Bombardier disposait de flux de trésorerie de 4,4 milliards $ US le 30 juin dernier, mais un analyste estime que l'avionneur pourrait être à court de liquidités dès la mi-2016.

M. Daoust n'a pas voulu s'étaler sur les pourparlers entre les deux multinationales concernant une alliance, faisant valoir que celles-ci sont «cotées en Bourse».

Quant à la possibilité qu'un groupe étranger prenne le contrôle du programme CSeries pour aider Bombardier à affronter ses problèmes de liquidités, le ministre ne s'en formalise pas. L'important est que le siège social de l'entreprise reste à Montréal, selon lui.

«Regardez la propriété des fleurons québécois qui sont cotés en bourse, a affirmé M. Daoust. Vous allez vous apercevoir qu'ils ne sont pas nécessairement détenus par des intérêts québécois.»

Le ministre de l'Économie a affirmé que le gouvernement du Québec rencontrait la direction de Bombardier une fois par année au Salon aéronautique du Bourget, en France, mais n'a pas dit si d'autres rencontres avaient eu lieu depuis.

Les réactions ont toutefois été différentes au Parti québécois (PQ) et à la Coalition avenir Québec (CAQ), qui ont exhorté le gouvernement Couillard à intervenir auprès de Bombardier pour avoir l'heure juste.

Puisque la province a versé des millions de dollars en aide financière à Bombardier dans le passé et que cet investissement est maintenant menacé, le chef péquiste Pierre Karl Péladeau a plaidé pour une aide rapide.

«Est-ce que nous allons subventionner les actionnaires d'Airbus ou nous allons protéger les intérêts du gouvernement du Québec et des contribuables?
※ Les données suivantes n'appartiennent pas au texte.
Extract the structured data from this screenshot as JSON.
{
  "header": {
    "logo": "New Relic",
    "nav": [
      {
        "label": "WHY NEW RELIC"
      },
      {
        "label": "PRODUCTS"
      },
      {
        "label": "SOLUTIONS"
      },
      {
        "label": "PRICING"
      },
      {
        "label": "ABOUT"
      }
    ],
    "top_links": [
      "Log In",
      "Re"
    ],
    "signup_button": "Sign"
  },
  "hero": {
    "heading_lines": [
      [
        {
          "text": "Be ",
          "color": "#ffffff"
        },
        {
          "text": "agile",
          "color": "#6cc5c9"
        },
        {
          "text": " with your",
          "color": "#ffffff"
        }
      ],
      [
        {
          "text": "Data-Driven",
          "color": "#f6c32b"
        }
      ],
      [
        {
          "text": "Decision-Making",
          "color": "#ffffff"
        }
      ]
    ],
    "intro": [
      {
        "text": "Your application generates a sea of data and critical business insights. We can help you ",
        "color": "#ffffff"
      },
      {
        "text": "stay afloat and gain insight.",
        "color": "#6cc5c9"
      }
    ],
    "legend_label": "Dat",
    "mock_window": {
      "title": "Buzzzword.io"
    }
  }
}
Cela m'apparaît essentiel», a-t-il dit.

Inquiet, le chef de la CAQ, François Legault, a de son côté soulevé la possibilité de «privatiser temporairement» l'avionneur ou d'injecter une dette convertible, affirmant qu'il ne fallait «rien exclure à ce moment-ci».

«Il y a deux divisions importantes, l'aéronautique et le matériel de transport, et il faut tout faire pour sauver les deux, a dit le chef caquiste. Les Américains ont sauvé General Motors et ont sauvé les entreprises (de ce secteur). Il faut que le Québec fasse tout en son possible pour sauver les deux divisions.»

Après avoir pris de l'altitude dans la foulée des rumeurs mardi pour clôturer en hausse de 14 pour cent, l'action de Bombardier reculait de 13 pour cent, ou 23 cents, pour coter à 1,54 $ à la Bourse de Toronto, mercredi.